Friday, June 6, 2008

Graphical models for cognition

The following visuals should help to communicate my thoughts on cognitive models based on the coordination class model for concepts with added influence from neuroscience research on neuron and neural network characteristics.

Cognition has components...

Some components of cognition have smaller, nested components...

The components of cognition are linked...

Nested components of cognition are linked...

The activity of and relationships among components of cognition are not fully deterministic...


Your feedback is most welcome. I've touched on some of the ways I think this model (stochastic scale-free coordination class) can be supported by experience in the classroom, such as concepts within concepts and student questions that seem "random". What other aspects of cognition and learning do you think this model can support? What aspects of cognition and learning have only limited, if any, representation within this model?

2 comments:

  1. ahem.

    laughing at this. I'll let you guess who I am (though I could post my name!). Grinning...

    So there's
    * Minsky's frame-systems from a while back. diSessa, Sherin, Hammer, Wittmann all grew out of this tradition.
    * Redish's work on the connections between resources and neuro systems.
    * Wittmann's resource graphs,

    and there's the whole field of connectionism, which is related to all this.

    Now, to your question of aspects of cognition and learning touched on by this model, you'll have to contact the UMaine folks (Wittmann, Sayre, Black, Springuel, Smith) as it relates to physics...

    I really do like your description of stochastic scale-free coordination class models, which gets me thinking of Uri Wilensky at Northwestern, who has done more work on scale-free models. The network theory hasn't gotten that far, simply because there's not enough known about the objects that play a role in the cognitive modeling.

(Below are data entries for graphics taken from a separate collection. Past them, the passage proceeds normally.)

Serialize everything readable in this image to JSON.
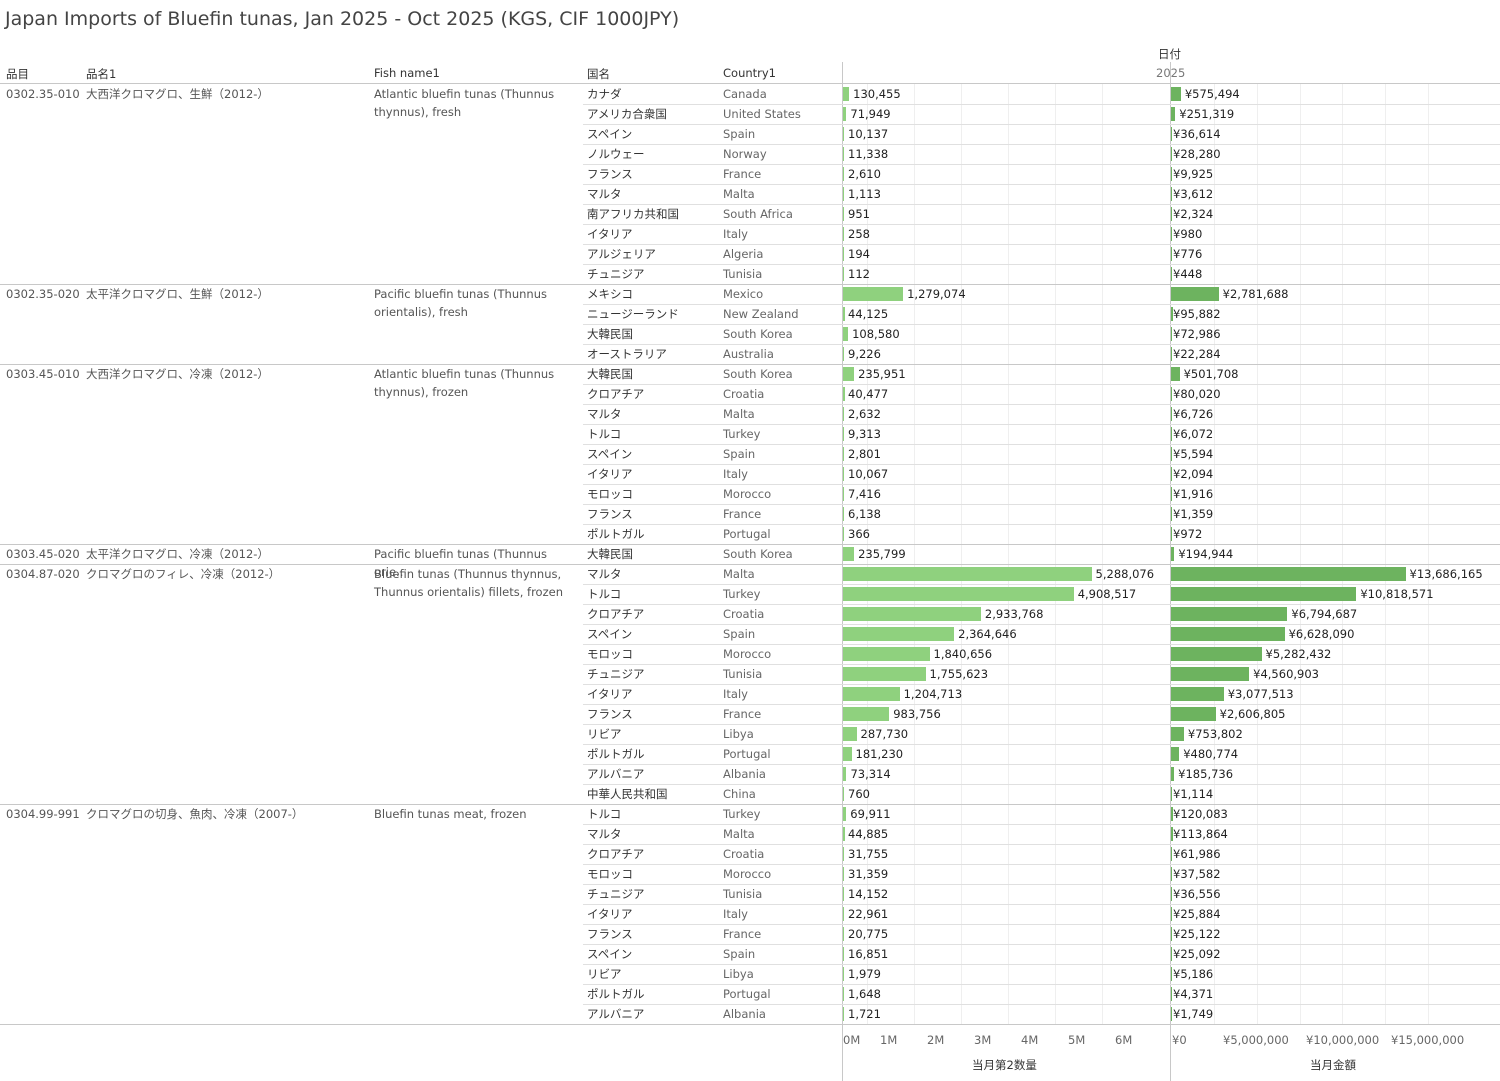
{
  "title": "Japan Imports of Bluefin tunas, Jan 2025 - Oct 2025 (KGS, CIF 1000JPY)",
  "headers": {
    "date": "日付",
    "year": "2025",
    "code": "品目",
    "jname": "品名1",
    "ename": "Fish name1",
    "jcountry": "国名",
    "ecountry": "Country1"
  },
  "axes": {
    "qty_title": "当月第2数量",
    "val_title": "当月金額",
    "qty_ticks": [
      "0M",
      "1M",
      "2M",
      "3M",
      "4M",
      "5M",
      "6M"
    ],
    "val_ticks": [
      "¥0",
      "¥5,000,000",
      "¥10,000,000",
      "¥15,000,000"
    ]
  },
  "colors": {
    "qty_bar": "#8fd17e",
    "val_bar": "#6db35f"
  },
  "chart_data": {
    "type": "bar",
    "orientation": "horizontal",
    "measures": [
      "当月第2数量",
      "当月金額"
    ],
    "qty_range": [
      0,
      6000000
    ],
    "val_range": [
      0,
      15000000
    ],
    "groups": [
      {
        "code": "0302.35-010",
        "jname": "大西洋クロマグロ、生鮮（2012-）",
        "ename": "Atlantic bluefin tunas (Thunnus thynnus), fresh",
        "rows": [
          {
            "jc": "カナダ",
            "ec": "Canada",
            "qty": 130455,
            "val": 575494
          },
          {
            "jc": "アメリカ合衆国",
            "ec": "United States",
            "qty": 71949,
            "val": 251319
          },
          {
            "jc": "スペイン",
            "ec": "Spain",
            "qty": 10137,
            "val": 36614
          },
          {
            "jc": "ノルウェー",
            "ec": "Norway",
            "qty": 11338,
            "val": 28280
          },
          {
            "jc": "フランス",
            "ec": "France",
            "qty": 2610,
            "val": 9925
          },
          {
            "jc": "マルタ",
            "ec": "Malta",
            "qty": 1113,
            "val": 3612
          },
          {
            "jc": "南アフリカ共和国",
            "ec": "South Africa",
            "qty": 951,
            "val": 2324
          },
          {
            "jc": "イタリア",
            "ec": "Italy",
            "qty": 258,
            "val": 980
          },
          {
            "jc": "アルジェリア",
            "ec": "Algeria",
            "qty": 194,
            "val": 776
          },
          {
            "jc": "チュニジア",
            "ec": "Tunisia",
            "qty": 112,
            "val": 448
          }
        ]
      },
      {
        "code": "0302.35-020",
        "jname": "太平洋クロマグロ、生鮮（2012-）",
        "ename": "Pacific bluefin tunas (Thunnus orientalis), fresh",
        "rows": [
          {
            "jc": "メキシコ",
            "ec": "Mexico",
            "qty": 1279074,
            "val": 2781688
          },
          {
            "jc": "ニュージーランド",
            "ec": "New Zealand",
            "qty": 44125,
            "val": 95882
          },
          {
            "jc": "大韓民国",
            "ec": "South Korea",
            "qty": 108580,
            "val": 72986
          },
          {
            "jc": "オーストラリア",
            "ec": "Australia",
            "qty": 9226,
            "val": 22284
          }
        ]
      },
      {
        "code": "0303.45-010",
        "jname": "大西洋クロマグロ、冷凍（2012-）",
        "ename": "Atlantic bluefin tunas (Thunnus thynnus), frozen",
        "rows": [
          {
            "jc": "大韓民国",
            "ec": "South Korea",
            "qty": 235951,
            "val": 501708
          },
          {
            "jc": "クロアチア",
            "ec": "Croatia",
            "qty": 40477,
            "val": 80020
          },
          {
            "jc": "マルタ",
            "ec": "Malta",
            "qty": 2632,
            "val": 6726
          },
          {
            "jc": "トルコ",
            "ec": "Turkey",
            "qty": 9313,
            "val": 6072
          },
          {
            "jc": "スペイン",
            "ec": "Spain",
            "qty": 2801,
            "val": 5594
          },
          {
            "jc": "イタリア",
            "ec": "Italy",
            "qty": 10067,
            "val": 2094
          },
          {
            "jc": "モロッコ",
            "ec": "Morocco",
            "qty": 7416,
            "val": 1916
          },
          {
            "jc": "フランス",
            "ec": "France",
            "qty": 6138,
            "val": 1359
          },
          {
            "jc": "ポルトガル",
            "ec": "Portugal",
            "qty": 366,
            "val": 972
          }
        ]
      },
      {
        "code": "0303.45-020",
        "jname": "太平洋クロマグロ、冷凍（2012-）",
        "ename": "Pacific bluefin tunas (Thunnus orie..",
        "rows": [
          {
            "jc": "大韓民国",
            "ec": "South Korea",
            "qty": 235799,
            "val": 194944
          }
        ]
      },
      {
        "code": "0304.87-020",
        "jname": "クロマグロのフィレ、冷凍（2012-）",
        "ename": "Bluefin tunas (Thunnus thynnus, Thunnus orientalis) fillets, frozen",
        "rows": [
          {
            "jc": "マルタ",
            "ec": "Malta",
            "qty": 5288076,
            "val": 13686165
          },
          {
            "jc": "トルコ",
            "ec": "Turkey",
            "qty": 4908517,
            "val": 10818571
          },
          {
            "jc": "クロアチア",
            "ec": "Croatia",
            "qty": 2933768,
            "val": 6794687
          },
          {
            "jc": "スペイン",
            "ec": "Spain",
            "qty": 2364646,
            "val": 6628090
          },
          {
            "jc": "モロッコ",
            "ec": "Morocco",
            "qty": 1840656,
            "val": 5282432
          },
          {
            "jc": "チュニジア",
            "ec": "Tunisia",
            "qty": 1755623,
            "val": 4560903
          },
          {
            "jc": "イタリア",
            "ec": "Italy",
            "qty": 1204713,
            "val": 3077513
          },
          {
            "jc": "フランス",
            "ec": "France",
            "qty": 983756,
            "val": 2606805
          },
          {
            "jc": "リビア",
            "ec": "Libya",
            "qty": 287730,
            "val": 753802
          },
          {
            "jc": "ポルトガル",
            "ec": "Portugal",
            "qty": 181230,
            "val": 480774
          },
          {
            "jc": "アルバニア",
            "ec": "Albania",
            "qty": 73314,
            "val": 185736
          },
          {
            "jc": "中華人民共和国",
            "ec": "China",
            "qty": 760,
            "val": 1114
          }
        ]
      },
      {
        "code": "0304.99-991",
        "jname": "クロマグロの切身、魚肉、冷凍（2007-）",
        "ename": "Bluefin tunas meat, frozen",
        "rows": [
          {
            "jc": "トルコ",
            "ec": "Turkey",
            "qty": 69911,
            "val": 120083
          },
          {
            "jc": "マルタ",
            "ec": "Malta",
            "qty": 44885,
            "val": 113864
          },
          {
            "jc": "クロアチア",
            "ec": "Croatia",
            "qty": 31755,
            "val": 61986
          },
          {
            "jc": "モロッコ",
            "ec": "Morocco",
            "qty": 31359,
            "val": 37582
          },
          {
            "jc": "チュニジア",
            "ec": "Tunisia",
            "qty": 14152,
            "val": 36556
          },
          {
            "jc": "イタリア",
            "ec": "Italy",
            "qty": 22961,
            "val": 25884
          },
          {
            "jc": "フランス",
            "ec": "France",
            "qty": 20775,
            "val": 25122
          },
          {
            "jc": "スペイン",
            "ec": "Spain",
            "qty": 16851,
            "val": 25092
          },
          {
            "jc": "リビア",
            "ec": "Libya",
            "qty": 1979,
            "val": 5186
          },
          {
            "jc": "ポルトガル",
            "ec": "Portugal",
            "qty": 1648,
            "val": 4371
          },
          {
            "jc": "アルバニア",
            "ec": "Albania",
            "qty": 1721,
            "val": 1749
          }
        ]
      }
    ]
  }
}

    I know, it's not much help, but for now at this time of night, it's the best I can do.

    ReplyDelete
  2. Hi "Anonymous" (*cough* Michael *cough*) .. my reply is so tardy I'm not sure you'll see it, but I appreciate the helpful links! I need to spend some time updating the graphics now that I've finished Pinker's "How the Mind Works" - it reinforced the conceptual nesting aspect, but reminded me that I need to find a way to show the inhibitory and excitatory weights of the connections between components.